Arménie / Azerbaïdjan : un “nouveau” conflit aux portes de l’Europe?

Depuis le 27 septembre dernier, séparatistes arméniens et militaires azéris s’affrontent violemment dans la région du Haut-Karabakh. Territoire situé en Azerbaïdjan mais peuplé avant tout d’Arméniens chrétiens, ce conflit n’est pas récent et remonte à l’époque soviétique. Equation difficile pour les Occidentaux qui doivent faire un choix entre l’importation d’hydrocarbures et la défense d’une communauté chrétienne. Vladimir Poutine s’impose une nouvelle fois comme le détenteur de la clé de résolution du conflit.

Petit rappel géographique. Le Haut-Karabakh est une enclave peuplée majoritairement d’Arméniens mais située en territoire azéri. A la dislocation de l’URSS en 1991, cette région s’est auto-proclamée indépendante. C’est là-bas que depuis deux semaines séparatistes arméniens et militaires azéris s’affrontent violemment. Malgré l’appel de plusieurs acteurs du dossier, à savoir les co-présidents du Groupe de Minsk (Russie, France et Etats-Unis) ou l’Union européenne, à cesser immédiatement les combats, ceux-ci continuaient jusqu’à hier midi. L’histoire des tensions entre les deux ex-pays soviétiques remonte à l’époque stalinienne.
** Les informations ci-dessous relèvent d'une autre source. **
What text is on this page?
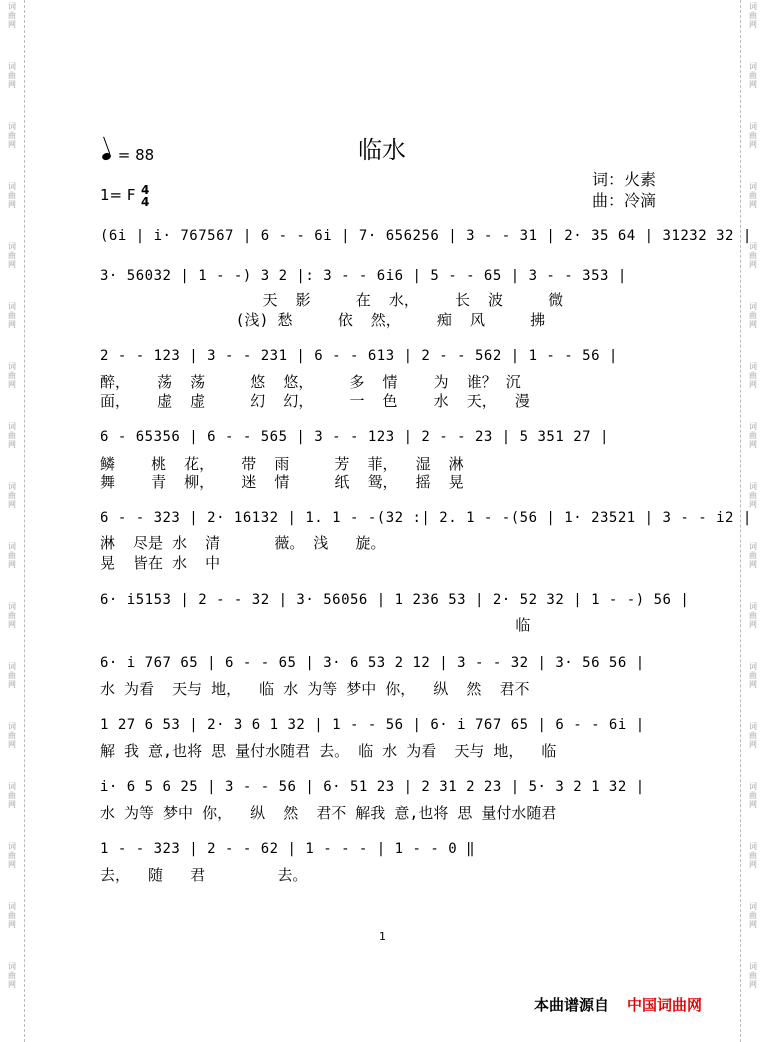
词
曲
网
词
曲
网
词
曲
网
词
曲
网
词
曲
网
词
曲
网
词
曲
网
词
曲
网
词
曲
网
词
曲
网
词
曲
网
词
曲
网
词
曲
网
词
曲
网
词
曲
网
词
曲
网
词
曲
网
词
曲
网
词
曲
网
词
曲
网
词
曲
网
词
曲
网
词
曲
网
词
曲
网
词
曲
网
词
曲
网
词
曲
网
词
曲
网
词
曲
网
词
曲
网
词
曲
网
词
曲
网
词
曲
网
词
曲
网
临水
= 88
1= F 4
4
词：火素
曲：冷滴
(6i | i· 767567 | 6 - - 6i | 7· 656256 | 3 - - 31 | 2· 35 64 | 31232 32 |
3· 56032 | 1 - -) 3 2 |: 3 - - 6i6 | 5 - - 65 | 3 - - 353 |
2 - - 123 | 3 - - 231 | 6 - - 613 | 2 - - 562 | 1 - - 56 |
6 - 65356 | 6 - - 565 | 3 - - 123 | 2 - - 23 | 5 351 27 |
6 - - 323 | 2· 16132 | 1. 1 - -(32 :| 2. 1 - -(56 | 1· 23521 | 3 - - i2 |
6· i5153 | 2 - - 32 | 3· 56056 | 1 236 53 | 2· 52 32 | 1 - -) 56 |
6· i 767 65 | 6 - - 65 | 3· 6 53 2 12 | 3 - - 32 | 3· 56 56 |
1 27 6 53 | 2· 3 6 1 32 | 1 - - 56 | 6· i 767 65 | 6 - - 6i |
i· 6 5 6 25 | 3 - - 56 | 6· 51 23 | 2 31 2 23 | 5· 3 2 1 32 |
1 - - 323 | 2 - - 62 | 1 - - - | 1 - - 0 ‖
天  影     在  水，    长  波     微
(浅) 愁     依  然，    痴  风     拂
醉，   荡  荡     悠  悠，    多  情    为  谁？ 沉
面，   虚  虚     幻  幻，    一  色    水  天，  漫
鳞    桃  花，   带  雨     芳  菲，  湿  淋
舞    青  柳，   迷  情     纸  鸳，  摇  晃
淋  尽是 水  清      薇。 浅   旋。
晃  皆在 水  中
临
水 为看  天与 地，  临 水 为等 梦中 你，  纵  然  君不
解 我 意,也将 思 量付水随君 去。 临 水 为看  天与 地，  临
水 为等 梦中 你，  纵  然  君不 解我 意,也将 思 量付水随君
去，  随   君        去。
1
本曲谱源自 中国词曲网
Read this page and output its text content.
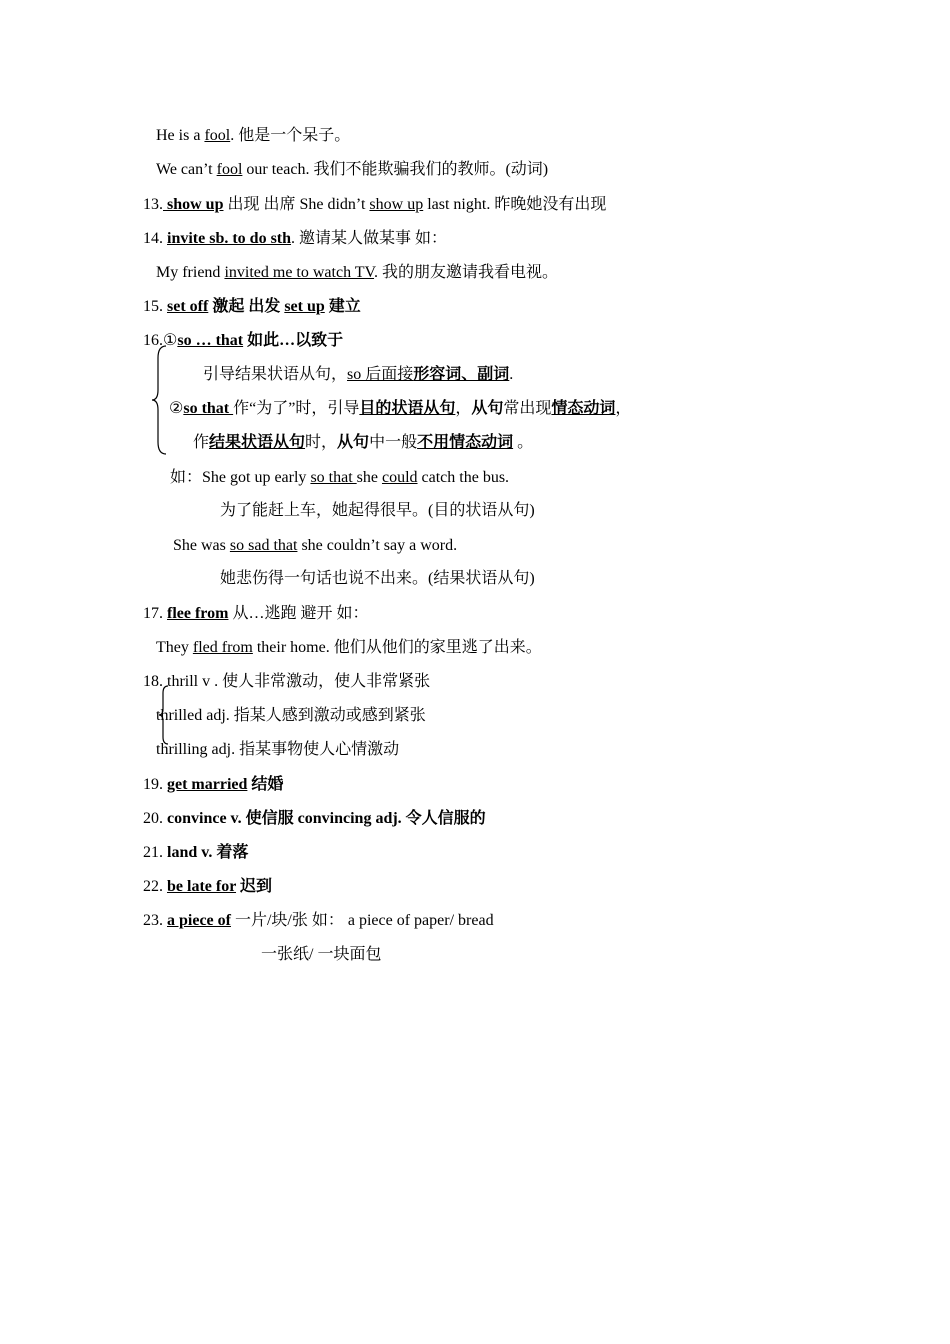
He is a fool. 他是一个呆子。
We can’t fool our teach. 我们不能欺骗我们的教师。(动词)
13. show up 出现 出席 She didn’t show up last night. 昨晚她没有出现
14. invite sb. to do sth. 邀请某人做某事 如：
My friend invited me to watch TV. 我的朋友邀请我看电视。
15. set off 激起 出发 set up 建立
16.①so … that 如此…以致于
引导结果状语从句，so 后面接形容词、副词.
②so that 作“为了”时，引导目的状语从句，从句常出现情态动词，
作结果状语从句时，从句中一般不用情态动词 。
如：She got up early so that she could catch the bus.
为了能赶上车，她起得很早。(目的状语从句)
She was so sad that she couldn’t say a word.
她悲伤得一句话也说不出来。(结果状语从句)
17. flee from 从…逃跑 避开 如：
They fled from their home. 他们从他们的家里逃了出来。
18. thrill v . 使人非常激动，使人非常紧张
thrilled adj. 指某人感到激动或感到紧张
thrilling adj. 指某事物使人心情激动
19. get married 结婚
20. convince v. 使信服 convincing adj. 令人信服的
21. land v. 着落
22. be late for 迟到
23. a piece of 一片/块/张 如： a piece of paper/ bread
一张纸/ 一块面包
Un conflit qui date de l’ère soviétique

Joseph Staline (1878-1953) devient en 1922 le nouveau Secrétaire général de l’URSS. Une année avant cet événement, il décide de donner à l’Azerbaïdjan (population musulmane chiite) la région du Haut-Karabakh (population arménienne chrétienne). Un “mariage” entre deux communautés qui provoquera de nombreux conflits dans les dernières années de l’Union soviétique. En 1991, le grand pays socialiste s’effondre et l’Azerbaïdjan et l’Arménie se déclarent la guerre. Un conflit meurtrier qui durera jusqu’en 1994 et qui fera 30’000 morts et des milliers de réfugiés. Face à cette horreur, l’OSCE (Organisation pour la sécurité et la coopération en Europe) décide en 1992 la création du Groupe de Minsk. Celui-ci est co-présidé par trois grandes puissances militaires que sont les Etats-Unis, la Russie et la France. Ces trois nations arriveront finalement à mettre un terme à ce conflit régional sans pour autant trouver une solution à long terme qui profiterait à Erevan comme à Bakou.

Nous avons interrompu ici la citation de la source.